Patrick Lumumba e Joseph Okito
Captura de Patrice Lumumba, Maurice Mpolo e Joseph Okito que são posteriormente torturados e mortos.
Notícias
de 14 de Fevereiro de 1961 assinadas por Paul Hofmann do New York Times
referiam tratar-se de um crime perpetrado pelas autoridades do Governo Provincial
de Katanga a mando do governo de Kinshasa (antiga Leopoldville). A versão inicial era de que se tratava de mais uma simples luta de africanos contra africanos. Avisos em tom de
ameaça foram lançados ao Presidente Moise Tshombe de Katanga pelo secretário geral das Nações
Unidas que lutavam contra os rebeldes e apoiavam o governo eleito de Patrice
Lumumba.
Coincidentemente 8 meses após a morte de Lumumba, Dag Hammarksjöld,
secretário Geral da ONU, morre num acidente de avião com mais 15 pessoas a 18
de setembro atribuindo-se à data as causas a erro do piloto.
Como
pontos de ligação nesta teia de mortes que num total perfazem 19 temos a
província de Katanga, o primeiro ministro Patrice Lumumba e o diplomata sueco Dag Hammarksjöld que apoiou
o envio de tropas para travar os rebeldes que se opunham ao governo eleito
democraticamente.
Passadas
mais de cinco décadas, ainda não se tem uma versão oficial de ambas as mortes embora
existam muitas teorias.
Dag Hammarksjöld e Presidente Moise Tshombe de Katanga
Mas
à medida que documentos oficiais vão sendo revelados confirmam-se as teses que o homicídio de
Lumumba teve um autor moral externo.
Dúvidas persistem no que se refere ao “acidente”
de Dag Hammarksjöld que o ex-presidente americano Harry Truman insistiu em
chamar de “Homicídio”. Segundo o mesmo numa entrevista ao New York Times “Dag
Hammarskjöld estava prestes a conseguir alguma coisa quando o mataram.”Levanta-se
a questão se ele havia descoberto que a CIA teria encomendado a morte de Patrice Lumumba?
Voltando
a Katanga é preciso relembrar que foi desta província que na década de 40 foi
retirado o urânio com a pureza essencial à confecção da Bomba Lançada sobre
Hiroshima.

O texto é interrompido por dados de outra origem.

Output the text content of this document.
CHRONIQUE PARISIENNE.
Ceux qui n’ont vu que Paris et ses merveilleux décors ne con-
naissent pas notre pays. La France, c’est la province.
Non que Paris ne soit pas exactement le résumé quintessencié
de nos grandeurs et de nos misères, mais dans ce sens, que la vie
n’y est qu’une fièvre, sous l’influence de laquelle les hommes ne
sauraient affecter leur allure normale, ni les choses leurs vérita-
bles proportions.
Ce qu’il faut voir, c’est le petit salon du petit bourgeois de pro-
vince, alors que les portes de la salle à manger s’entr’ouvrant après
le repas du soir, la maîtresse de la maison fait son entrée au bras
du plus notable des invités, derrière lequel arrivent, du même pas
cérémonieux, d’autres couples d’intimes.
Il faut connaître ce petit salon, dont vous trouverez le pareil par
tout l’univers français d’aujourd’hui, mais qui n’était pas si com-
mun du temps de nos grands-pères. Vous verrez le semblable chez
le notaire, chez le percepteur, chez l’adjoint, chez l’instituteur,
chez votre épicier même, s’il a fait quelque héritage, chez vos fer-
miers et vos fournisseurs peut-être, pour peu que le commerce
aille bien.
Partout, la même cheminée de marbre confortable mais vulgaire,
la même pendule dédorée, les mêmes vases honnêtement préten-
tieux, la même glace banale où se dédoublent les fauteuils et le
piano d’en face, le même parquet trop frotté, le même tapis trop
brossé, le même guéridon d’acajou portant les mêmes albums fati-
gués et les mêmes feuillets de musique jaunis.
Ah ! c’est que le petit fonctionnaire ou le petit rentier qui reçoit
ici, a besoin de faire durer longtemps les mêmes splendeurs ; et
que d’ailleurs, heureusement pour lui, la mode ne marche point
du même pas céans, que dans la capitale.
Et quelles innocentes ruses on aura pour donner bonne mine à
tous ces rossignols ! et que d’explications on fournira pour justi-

Esta região é ainda amaldiçoada com a existência de coltan, cobalto, cobre, rádio, urânio e diamantes. Talvez por
isso a província foi dividida em 2015 em 4 partes. Lubumbashi a segunda maior cidade
da RDC e a capital de Katanga é um hub
mineiro para muitas corporações que exportam para as grandes multinacionais.
Dado
este contexto regional percebe-se a tese defendida por Susan Williams em que a ONU e o Governo de Lumumba eram
tidos como uma ameaça aos interesses do lobby
de exploração do minério de Katanga que envolvia diferentes países: Bélgica, Reino
Unido, EUA, África do Sul e França.
As
visões humanistas e socialistas do diplomata sueco e do novo governo congolês
acabaram por fazê-los ser conotados como favoráveis ao comunismo soviético e
contra os interesses da minoria branca que controlava a exploração dos recursos
minerais.
Traçado
este guião geopolítico em plena guerra fria era previsível perceber-se que
África é um continente onde acidentes facilmente acontecem e continuarão a
acontecer.
Lueji Dharma, 26 de Novembro de 2018
Hubert Humphrey Fellow / MIT
Hubert Humphrey Fellow / MIT
Uma singela homenagem aos verdadeiros líderes africanos e do mundo.